Driving and ICD Shocks for Ventricular Arrhythmias
Abstract & Commentary
By John P. DiMarco, MD, PhD
Source: Albert CM, et al. Driving and implantable cardioverter-defibrillator shocks for ventricular arrhythmias: Results from the TOVA study. J Am Coll Cardiol. 2007;50:2233-2240.
The triggers of ventricular arrhythmia (tova Study) was a multicenter, prospective, cohort study that examined lifestyle and psychological triggers that might result in implantable cardioverter-defibrillator (ICD) shocks for ventricular tachycardia (VT) or ventricular fibrillation (VF). The study enrolled 1188 patients who had ICDs for either primary or secondary prevention indications. At entry, and during follow-up exams, patients were asked about their driving experience. They were asked whether or not they drove a car, and to estimate how long a period they drove each week. Data on ICD discharges were collected at each study visit, and each patient was asked to report ICD shocks within 72 hours of the event. A standard post shock set of questions included data about time from last exposure to driving. Stored electrograms from shock episodes were retrieved, analyzed, and the shocks classified as either appropriate or inappropriate shocks. Using a case cross-over analysis, Albert and colleagues computed an incidence rate ratio for the association between driving and episodes of VT or VF. In this study, the period of interest included the driving time and the two subsequent 30-minute periods.
The majority of patients (80%) in TOVA reported that they drove a car at least once per week. Driving was more common among younger and better educated patients. Patients who drove were more likely to be men or Caucasian and were less likely to have diabetes, hypertension, congestive heart failure, or a left ventricular ejection fraction less than 30%. Patients with recent ICD implants drove less frequently, but even among those with recent implants, 75% reported driving at least once per week and 39% were driving more than twice per day.

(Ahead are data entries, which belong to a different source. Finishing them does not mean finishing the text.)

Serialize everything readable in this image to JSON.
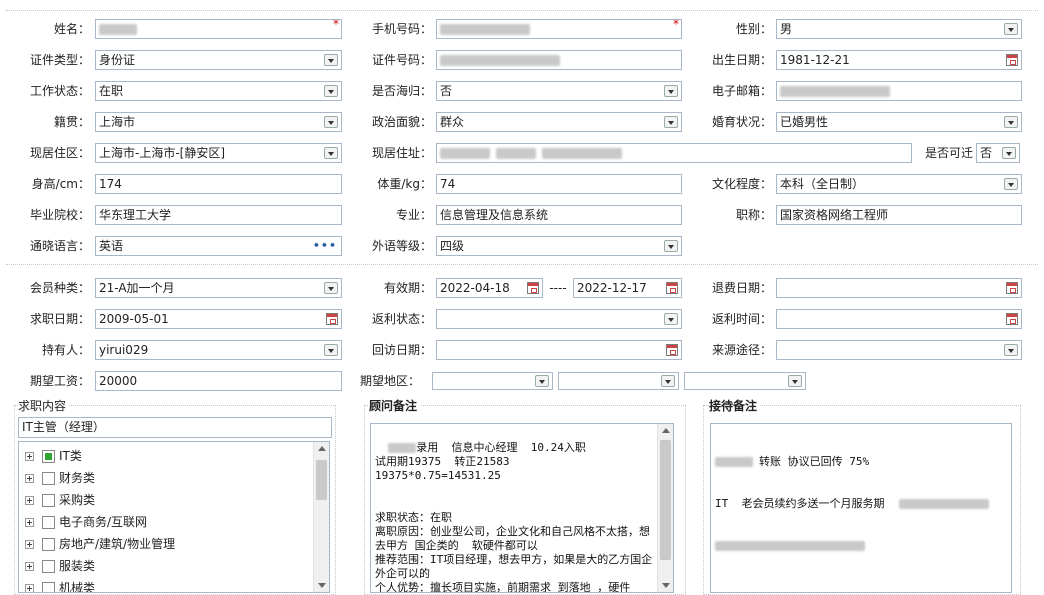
{
  "colors": {
    "required": "#d40000",
    "border": "#a9b7c9",
    "partial_check": "#2fa52f"
  },
  "basic": {
    "name_label": "姓名：",
    "name_required": "*",
    "phone_label": "手机号码：",
    "phone_required": "*",
    "gender_label": "性别：",
    "gender_value": "男",
    "idtype_label": "证件类型：",
    "idtype_value": "身份证",
    "idno_label": "证件号码：",
    "birth_label": "出生日期：",
    "birth_value": "1981-12-21",
    "workstatus_label": "工作状态：",
    "workstatus_value": "在职",
    "returnee_label": "是否海归：",
    "returnee_value": "否",
    "email_label": "电子邮箱：",
    "native_label": "籍贯：",
    "native_value": "上海市",
    "political_label": "政治面貌：",
    "political_value": "群众",
    "marital_label": "婚育状况：",
    "marital_value": "已婚男性",
    "residence_area_label": "现居住区：",
    "residence_area_value": "上海市-上海市-[静安区]",
    "residence_addr_label": "现居住址：",
    "relocate_label": "是否可迁",
    "relocate_value": "否",
    "height_label": "身高/cm：",
    "height_value": "174",
    "weight_label": "体重/kg：",
    "weight_value": "74",
    "education_label": "文化程度：",
    "education_value": "本科（全日制）",
    "school_label": "毕业院校：",
    "school_value": "华东理工大学",
    "major_label": "专业：",
    "major_value": "信息管理及信息系统",
    "title_label": "职称：",
    "title_value": "国家资格网络工程师",
    "language_label": "通晓语言：",
    "language_value": "英语",
    "language_more": "•••",
    "langlevel_label": "外语等级：",
    "langlevel_value": "四级"
  },
  "membership": {
    "type_label": "会员种类：",
    "type_value": "21-A加一个月",
    "valid_label": "有效期：",
    "valid_from": "2022-04-18",
    "valid_sep": "----",
    "valid_to": "2022-12-17",
    "refund_date_label": "退费日期：",
    "apply_date_label": "求职日期：",
    "apply_date_value": "2009-05-01",
    "rebate_status_label": "返利状态：",
    "rebate_time_label": "返利时间：",
    "holder_label": "持有人：",
    "holder_value": "yirui029",
    "visit_date_label": "回访日期：",
    "source_label": "来源途径：",
    "salary_label": "期望工资：",
    "salary_value": "20000",
    "region_label": "期望地区："
  },
  "job": {
    "title": "求职内容",
    "selected": "IT主管（经理）",
    "tree": [
      {
        "label": "IT类",
        "state": "partial"
      },
      {
        "label": "财务类",
        "state": "unchecked"
      },
      {
        "label": "采购类",
        "state": "unchecked"
      },
      {
        "label": "电子商务/互联网",
        "state": "unchecked"
      },
      {
        "label": "房地产/建筑/物业管理",
        "state": "unchecked"
      },
      {
        "label": "服装类",
        "state": "unchecked"
      },
      {
        "label": "机械类",
        "state": "unchecked"
      }
    ]
  },
  "advisor_notes": {
    "title": "顾问备注",
    "text": "录用  信息中心经理  10.24入职\n试用期19375  转正21583\n19375*0.75=14531.25\n\n\n求职状态：在职\n离职原因：创业型公司，企业文化和自己风格不太搭，想去甲方 国企类的  软硬件都可以\n推荐范围：IT项目经理，想去甲方，如果是大的乙方国企外企可以的\n个人优势：擅长项目实施，前期需求 到落地 ，硬件"
  },
  "reception_notes": {
    "title": "接待备注",
    "line1": "转账 协议已回传 75%",
    "line2": "IT  老会员续约多送一个月服务期"
  }
}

During a median follow-up of 562 days, there were 324 ICD shocks for VT or VF among the 1188 patients in the study, for a shock frequency rate of 1 per 56,260 patient hours. A post-shock interview was completed for 66% of these episodes. Since some patients had multiple shocks in a single episode, there were 193 ICD shock episodes included in the final analysis. Of these, 44 shock episodes among 23 patients occurred either during, or within one hour of, driving a car. The relative risk of an ICD shock for VT or VF associated with driving was 2.24 compared to all other times during the study. Despite this increase in relative risk, the absolute risk was still low (1 episode per 25,116 person hours). The increased risk associated with driving was, however, not evident during driving itself. The highest risk time period was the 30 minutes immediately after driving. Of the 44 ICD shocks that occurred within one hour of driving, only 7 occurred while driving, 30 occurred in the 30 minutes immediately after driving, and 7 occurred in the following 30 minutes. Further examination of activities in the 30 minutes after driving revealed a possible relationship with physical exertion and anger. Examination of potential modifiers of the risk for ICD shock associated with driving was not revealing. Importantly, there was no evidence that beta blocker use significantly modified risk.
Albert et al go on to discuss potential causes for the increased risk of ICD shocks in the period immediately after driving. They cite other studies showing that exposure to particulate matter alters autonomic tone, and they postulate that this may contribute to the risks seen.
Albert et al conclude that although the risk for ICD shocks during driving is low, the period immediately after driving is associated with increased frequency of ICD shock delivery, and that the mechanism for this increased in arrhythmia risk is unknown.
The American Heart Association and the Heart Rhythm Society have recently revised their recommendations for driving done by patients with implantable defibrillators (Circulation. 2007;115:1170-1176). For patients with a history of sustained VT or VF, in whom the ICD is used for secondary prevention, the guidelines recommend that driving be restricted for 6 months after each episode. For patients who receive their ICD for primary prevention indications, the recommendation is to not restrict driving unless they develop a spontaneous arrhythmia that requires ICD therapy. At that point, the restrictions would be the same as in the secondary prevention group. Despite these guidelines, many patients regard driving as a necessity, and other studies have reported that 70%-80% of patients resume driving, with medical approval. A similar pattern was noted in the TOVA trial, which is the first study that has systematically evaluated associations between driving and ICD shock episodes. Fortunately, although there is a relationship between ICD shocks and driving, the increase in risk was low and did not occur during the act of driving itself. Why shocks should occur with an increased frequency in the period immediately after driving remains uncertain. Although the TOVA investigators describe possible relationships to anger, exertion, and changes in autonomic tone, the lack of influence of beta blocking therapy suggests that other, as yet unknown, factors may be involved.